Clean It Up

Don’t let the title fool you; this is not an article about excessive Post It notes or unfiled stacks crowding your desktop (and floor in some cases).  It’s about straightening up the less tangible messes we create in our interactions.  Frequently, we’re not even aware of how some of our responses may be upsetting and divisive.  In the context of team coaching , we refer to these destructive attitudes and behaviors as Team Toxins.
 
Dr. John Gottman, award-winning psychologist and professor emeritus at the University of Washington, is world reknown for his relationship studies and ability to apply leading-edge research to everyday situations.  “Team Toxins” are a derivative of his work.  They refer to 4 categories of behavior which significantly contribute to breakdowns in relationships. 
 
Team Toxins
Blaming/Criticism:  Attacking the person rather than addressing specific behavior.  Clues:  “you alway” or “you never”

Contempt:  Acting/talking in a demeaning fashion; often the implication is that you are better than the other person.  Clues: eye-rolling, audible sighs, name calling

Defensiveness:  Assuming all comments are a personal attack, refusing to take responsibility for your own actions/inactions.  Clues: making excuses, ignoring the other person’s concern and deflecting by adding your own complaint, saying “yes, but”
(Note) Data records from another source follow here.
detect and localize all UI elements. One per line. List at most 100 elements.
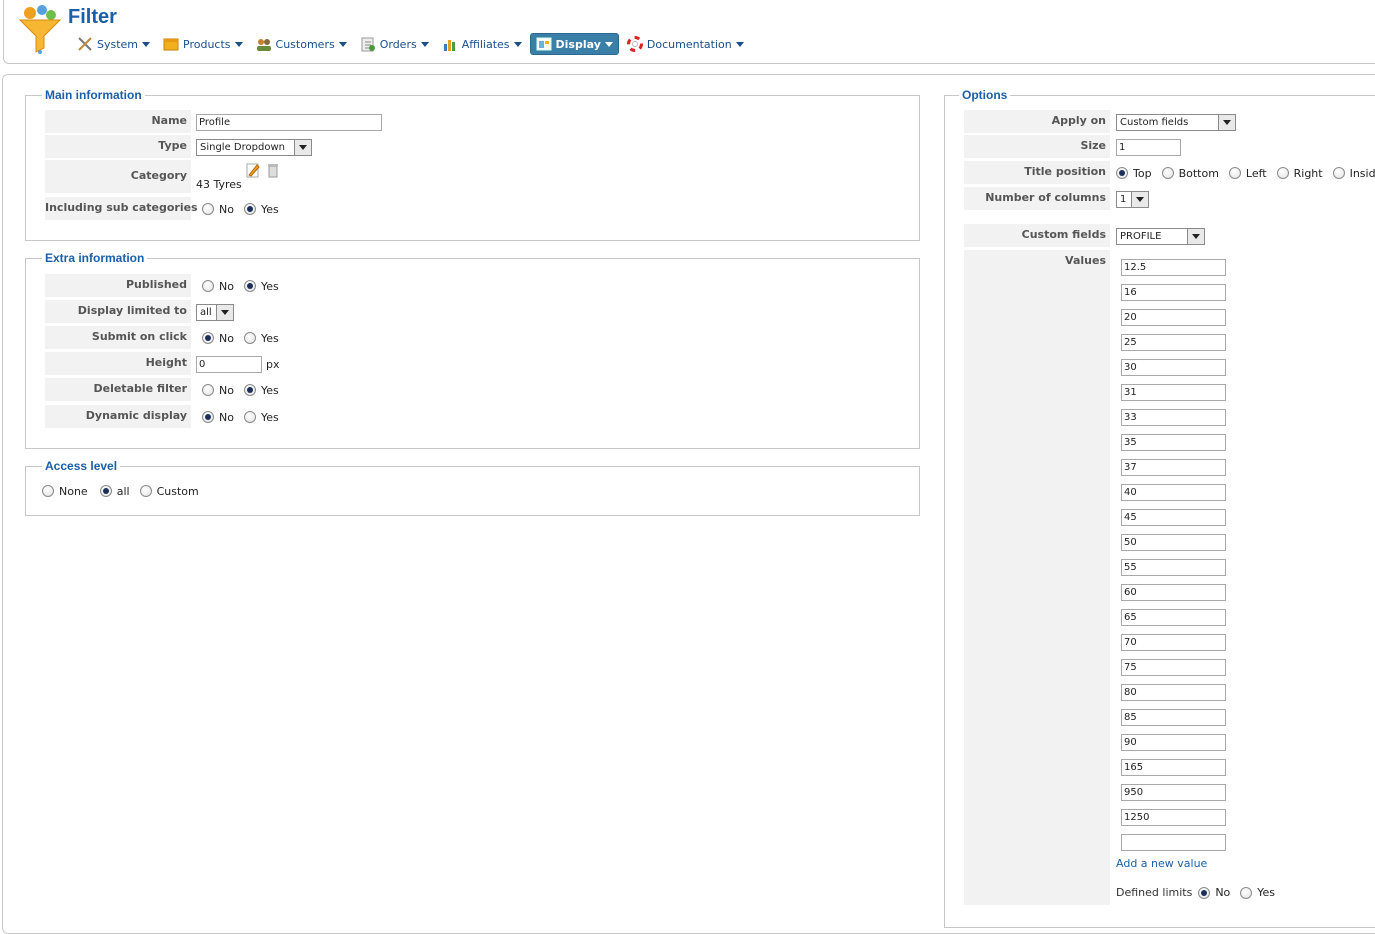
published-label: Published	[45, 274, 191, 298]
name-row: Name Profile	[45, 110, 382, 134]
menu-customers[interactable]: Customers	[251, 33, 352, 55]
value-input[interactable]: 1250	[1121, 809, 1226, 826]
display-limited-label: Display limited to	[45, 300, 191, 324]
value-input[interactable]: 40	[1121, 484, 1226, 501]
name-label: Name	[45, 110, 191, 134]
published-yes-radio[interactable]	[243, 280, 256, 292]
title-position-bottom-label: Bottom	[1178, 166, 1219, 180]
value-input[interactable]: 950	[1121, 784, 1226, 801]
chevron-down-icon	[338, 41, 347, 47]
value-input[interactable]: 16	[1121, 284, 1226, 301]
name-input[interactable]: Profile	[196, 113, 382, 131]
access-all-radio[interactable]	[99, 485, 112, 497]
menu-products[interactable]: Products	[158, 33, 248, 55]
menu-documentation-label: Documentation	[646, 37, 732, 51]
deletable-row: Deletable filter No Yes	[45, 378, 283, 402]
subcategories-label: Including sub categories	[45, 197, 198, 221]
value-input[interactable]: 33	[1121, 409, 1226, 426]
access-custom-label: Custom	[156, 484, 199, 498]
value-input[interactable]: 45	[1121, 509, 1226, 526]
custom-fields-select[interactable]: PROFILE	[1116, 227, 1205, 245]
main-menu: System Products Customers Orders Affilia…	[72, 33, 752, 55]
published-no-label: No	[219, 279, 234, 293]
value-input[interactable]: 31	[1121, 384, 1226, 401]
title-position-bottom-radio[interactable]	[1161, 167, 1174, 179]
value-input[interactable]: 37	[1121, 459, 1226, 476]
defined-limits-yes-label: Yes	[1257, 886, 1276, 899]
deletable-yes-label: Yes	[260, 383, 279, 397]
deletable-no-label: No	[219, 383, 234, 397]
menu-customers-label: Customers	[275, 37, 335, 51]
value-input[interactable]	[1121, 834, 1226, 851]
access-custom-radio[interactable]	[139, 485, 152, 497]
add-new-value-link[interactable]: Add a new value	[1116, 857, 1207, 870]
access-all-label: all	[116, 484, 130, 498]
dynamic-no-radio[interactable]	[202, 411, 214, 423]
submit-yes-label: Yes	[260, 331, 279, 345]
value-input[interactable]: 20	[1121, 309, 1226, 326]
value-input[interactable]: 55	[1121, 559, 1226, 576]
title-position-left-radio[interactable]	[1228, 167, 1241, 179]
published-no-radio[interactable]	[202, 280, 214, 292]
value-input[interactable]: 165	[1121, 759, 1226, 776]
value-input[interactable]: 65	[1121, 609, 1226, 626]
deletable-yes-radio[interactable]	[243, 384, 256, 396]
subcategories-yes-radio[interactable]	[243, 203, 256, 215]
menu-display-label: Display	[555, 37, 601, 51]
height-input[interactable]: 0	[196, 355, 262, 373]
submit-yes-radio[interactable]	[243, 332, 256, 344]
access-level-legend: Access level	[45, 459, 118, 473]
orders-icon	[361, 37, 375, 52]
title-position-top-radio[interactable]	[1116, 167, 1128, 179]
columns-select[interactable]: 1	[1116, 190, 1149, 208]
defined-limits-row: Defined limits No Yes	[1116, 886, 1279, 899]
title-position-right-label: Right	[1293, 166, 1323, 180]
trash-icon[interactable]	[266, 162, 280, 178]
value-input[interactable]: 60	[1121, 584, 1226, 601]
display-icon	[536, 37, 552, 51]
access-none-radio[interactable]	[42, 485, 54, 497]
value-input[interactable]: 25	[1121, 334, 1226, 351]
value-input[interactable]: 90	[1121, 734, 1226, 751]
submit-label: Submit on click	[45, 326, 191, 350]
access-none-label: None	[59, 484, 88, 498]
affiliates-icon	[443, 40, 455, 51]
menu-display[interactable]: Display	[529, 33, 619, 55]
value-input[interactable]: 30	[1121, 359, 1226, 376]
deletable-no-radio[interactable]	[202, 384, 214, 396]
menu-system[interactable]: System	[72, 33, 155, 55]
chevron-down-icon	[1131, 191, 1148, 207]
title-position-left-label: Left	[1245, 166, 1267, 180]
menu-orders[interactable]: Orders	[355, 33, 434, 55]
filter-funnel-logo-icon	[18, 5, 62, 54]
apply-on-select[interactable]: Custom fields	[1116, 113, 1236, 131]
submit-row: Submit on click No Yes	[45, 326, 283, 350]
title-position-inside-radio[interactable]	[1332, 167, 1345, 179]
value-input[interactable]: 12.5	[1121, 259, 1226, 276]
title-position-label: Title position	[964, 161, 1110, 185]
size-row: Size 1	[964, 135, 1181, 159]
dynamic-yes-radio[interactable]	[243, 411, 256, 423]
size-input[interactable]: 1	[1116, 138, 1181, 156]
defined-limits-no-radio[interactable]	[1198, 886, 1211, 899]
type-select[interactable]: Single Dropdown	[196, 138, 312, 156]
display-limited-select[interactable]: all	[196, 303, 234, 321]
subcategories-row: Including sub categories No Yes	[45, 197, 283, 221]
value-input[interactable]: 50	[1121, 534, 1226, 551]
submit-no-radio[interactable]	[202, 332, 214, 344]
value-input[interactable]: 75	[1121, 659, 1226, 676]
defined-limits-yes-radio[interactable]	[1240, 886, 1253, 899]
published-yes-label: Yes	[260, 279, 279, 293]
menu-affiliates[interactable]: Affiliates	[437, 33, 527, 55]
apply-on-value: Custom fields	[1120, 116, 1189, 128]
value-input[interactable]: 80	[1121, 684, 1226, 701]
value-input[interactable]: 70	[1121, 634, 1226, 651]
menu-documentation[interactable]: Documentation	[622, 33, 749, 55]
chevron-down-icon	[513, 41, 522, 47]
edit-pencil-icon[interactable]	[245, 162, 261, 178]
value-input[interactable]: 35	[1121, 434, 1226, 451]
value-input[interactable]: 85	[1121, 709, 1226, 726]
users-icon	[256, 39, 271, 51]
title-position-right-radio[interactable]	[1276, 167, 1289, 179]
subcategories-no-radio[interactable]	[202, 203, 214, 215]
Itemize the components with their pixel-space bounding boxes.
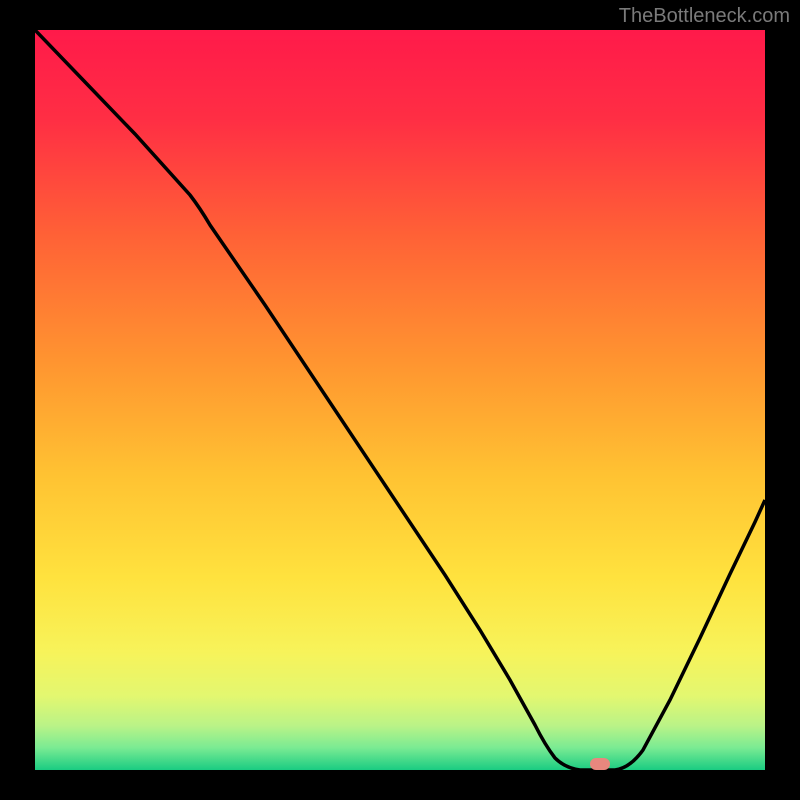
chart-container <box>35 30 765 770</box>
optimal-marker <box>590 758 610 770</box>
watermark-text: TheBottleneck.com <box>619 5 790 28</box>
bottleneck-curve <box>35 30 765 770</box>
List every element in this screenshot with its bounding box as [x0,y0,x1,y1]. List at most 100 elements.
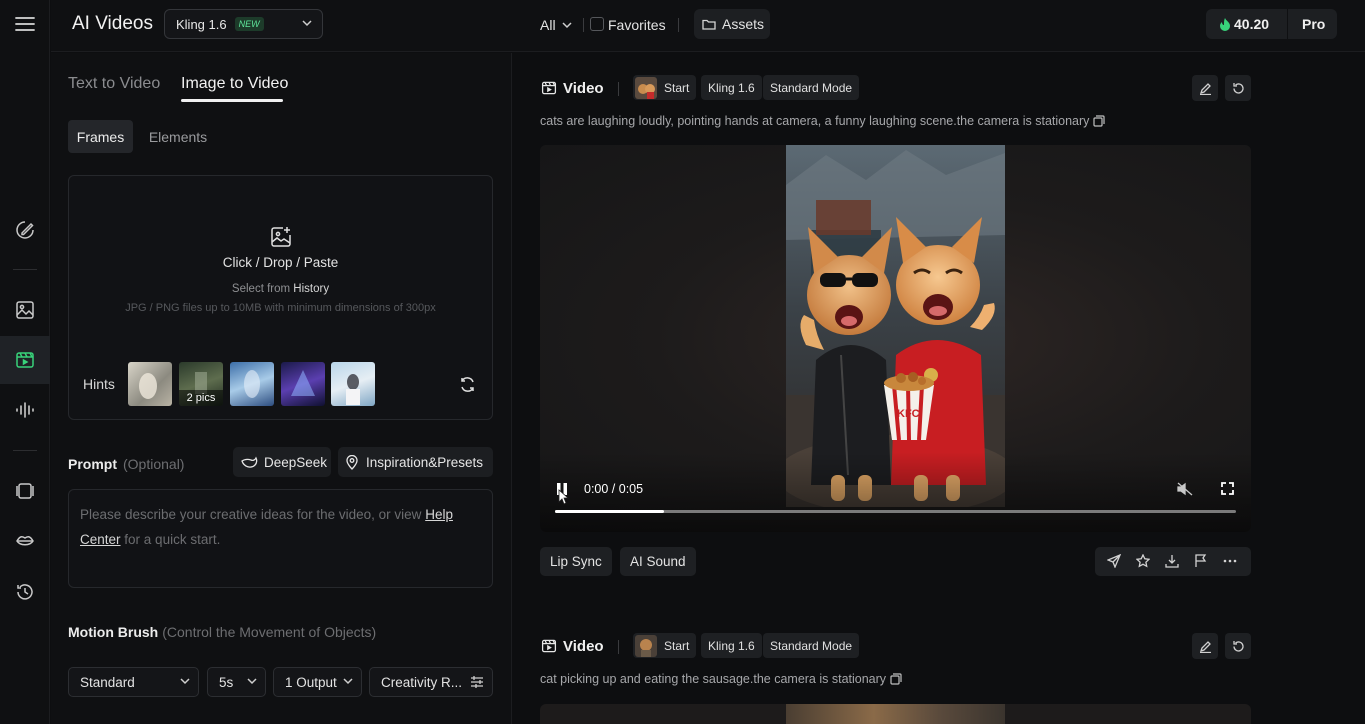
film-icon[interactable] [0,467,50,515]
favorites-label[interactable]: Favorites [608,17,666,33]
progress-track[interactable] [555,510,1236,513]
image-upload-dropzone[interactable]: Click / Drop / Paste Select from History… [68,175,493,420]
ai-sound-button[interactable]: AI Sound [620,547,696,576]
assets-button[interactable]: Assets [694,9,770,39]
start-label: Start [664,80,690,95]
mode-value: Standard [80,675,135,690]
motion-brush-title: Motion Brush [68,624,159,640]
model-chip: Kling 1.6 [701,633,762,658]
image-icon[interactable] [0,286,50,334]
copy-icon[interactable] [890,673,902,685]
video-icon[interactable] [0,336,50,384]
card-title: Video [563,638,604,655]
audio-wave-icon[interactable] [0,386,50,434]
header-right: All Favorites Assets 40.20 Pro [512,0,1365,52]
share-icon[interactable] [1107,554,1121,568]
chevron-down-icon [180,677,190,685]
card-divider [618,82,619,96]
more-icon[interactable] [1223,559,1237,563]
credits-divider [1287,9,1288,39]
location-pin-icon [346,454,358,470]
outputs-dropdown[interactable]: 1 Output [273,667,362,697]
tab-text-to-video[interactable]: Text to Video [68,75,160,93]
mouse-cursor-icon [558,489,569,505]
creativity-value: Creativity R... [381,675,463,690]
mute-icon[interactable] [1177,482,1193,496]
menu-icon[interactable] [0,0,50,48]
upload-instruction: Click / Drop / Paste [222,255,339,270]
card-prompt: cat picking up and eating the sausage.th… [540,672,902,686]
segment-elements[interactable]: Elements [143,120,213,153]
fullscreen-icon[interactable] [1221,482,1234,495]
copy-icon[interactable] [1093,115,1106,127]
outputs-value: 1 Output [285,675,337,690]
chevron-down-icon [562,21,572,29]
regenerate-icon[interactable] [1225,633,1251,659]
duration-value: 5s [219,675,234,690]
card-toolbar [1095,547,1251,576]
hint-thumbnail[interactable] [331,362,375,406]
hint-thumbnail[interactable]: 2 pics [179,362,223,406]
new-badge: NEW [234,17,264,31]
prompt-placeholder-suffix: for a quick start. [124,532,221,547]
edit-icon[interactable] [1192,633,1218,659]
filter-all-label: All [540,17,556,33]
card-divider [618,640,619,654]
prompt-label: Prompt (Optional) [68,456,184,472]
start-frame-thumbnail [635,634,657,657]
inspiration-label: Inspiration&Presets [366,454,484,470]
video-player[interactable] [540,704,1251,724]
flame-icon [1220,18,1230,31]
flag-icon[interactable] [1194,554,1208,568]
model-select[interactable]: Kling 1.6 NEW [164,9,323,39]
regenerate-icon[interactable] [1225,75,1251,101]
prompt-title: Prompt [68,456,117,472]
active-tab-indicator [181,99,283,102]
video-player[interactable]: KFC 0:00 / 0:05 [540,145,1251,532]
inspiration-presets-button[interactable]: Inspiration&Presets [338,447,493,477]
duration-dropdown[interactable]: 5s [207,667,266,697]
model-name: Kling 1.6 [176,16,227,32]
playback-time: 0:00 / 0:05 [584,482,644,496]
lips-icon[interactable] [0,517,50,565]
start-frame-chip[interactable]: Start [633,75,697,100]
download-icon[interactable] [1165,554,1179,568]
whale-icon [241,456,258,469]
start-label: Start [664,638,690,653]
prompt-textarea[interactable]: Please describe your creative ideas for … [68,489,493,588]
hint-thumbnail[interactable] [281,362,325,406]
credits-box[interactable]: 40.20 Pro [1206,9,1337,39]
star-icon[interactable] [1136,554,1150,568]
start-frame-chip[interactable]: Start [633,633,697,658]
hint-thumbnail[interactable] [230,362,274,406]
filter-all-dropdown[interactable]: All [540,17,572,33]
plan-label[interactable]: Pro [1302,16,1325,32]
refresh-icon[interactable] [459,376,476,393]
mode-chip: Standard Mode [763,633,860,658]
help-center-link[interactable]: Help [425,507,453,522]
card-prompt-text: cats are laughing loudly, pointing hands… [540,114,1090,128]
folder-icon [702,18,716,30]
brush-icon[interactable] [0,206,50,254]
help-center-link[interactable]: Center [80,532,121,547]
hints-label: Hints [83,376,115,392]
segment-frames[interactable]: Frames [68,120,133,153]
hint-thumbnail[interactable] [128,362,172,406]
favorites-checkbox[interactable] [590,17,604,31]
history-link[interactable]: History [293,283,329,295]
creativity-settings[interactable]: Creativity R... [369,667,493,697]
upload-select-prefix: Select from [231,283,291,295]
lip-sync-button[interactable]: Lip Sync [540,547,612,576]
card-prompt-text: cat picking up and eating the sausage.th… [540,672,887,686]
results-feed: Video Start Kling 1.6 Standard Mode cats… [512,53,1365,724]
history-icon[interactable] [0,568,50,616]
card-title: Video [563,80,604,97]
edit-icon[interactable] [1192,75,1218,101]
rail-divider [13,450,37,451]
player-controls-bar [540,452,1251,532]
upload-select-from: Select from History [69,283,492,295]
deepseek-button[interactable]: DeepSeek [233,447,331,477]
sidebar-rail [0,0,50,724]
tab-image-to-video[interactable]: Image to Video [181,75,288,93]
mode-dropdown[interactable]: Standard [68,667,199,697]
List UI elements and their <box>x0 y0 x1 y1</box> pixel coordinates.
Stonewalling:  Avoiding conflict by not engaging, changing the subject and/or physically steering clear of the situation.  Clues:  withdrawing, remaining silent, pretending not to have an opinion, skipping uncomfortable meetings.  (I notice this one more frequently among high performing teams.  It appears to be more “polite” or “professional”, but don’t kid yourself; it’s still toxic.)
 
Anything sound familiar?  I’m betting your answer is “yes”; most people have had some experience with all of them.  If we’re honest, we’ll acknowledge that at some point we’ve dipped into the dark side ourselves.  (I tend to slip toward defensiveness.) It’s normal.  It’s normal and it usually doesn’t work so well, does it?  With repeated use, Team Toxins can become an unhappy norm that erodes relationships, damages morale, obstructs communication and ultimately undermines the team’s success.
 
Just writing about them makes me feel I have boulders in my stomach.  I’m suddenly aware of all the other tasks on today’s list.  I see how easily I could be coaxed from the grayness of the Toxins to something more “fun”.  Unfortunately, this shift parallels how many of us dodge addressing the toxic behavior on our teams or in our relationships. 
 
It’s a nasty, energy-sucking cycle and it takes awareness and courage to break it.  The first step is to recognize the toxins and their impact.  Just reading this article has started that process for you; pass it along to others.  Now you have a common understanding and language; use it to talk about what’s going on.  Together, consider:   

  • What’s a better way to manage frustration/disagreements?
  • What do we do when we notice toxic behavior?
  • How will it be different working in a ‘cleaner’ environment?

Create a few agreements to help you stay on track.  One team, for example, uses the “timeout” hand signal when they see a toxin creeping in.  Once alerted, the group can address it and move on.  Sometimes, if things are really heated, a five minute break helps.
 
Stepping into this conversation also requires a certain courageous boldness and commitment.  Someone has to acknowledge the snarly elephant in the room sullying any sense of joy and creativity.  Feed your bravery by imagining how it could be better.  Clearing out the current mess makes room for toxin-free collaboration, clearer purpose and brighter energy.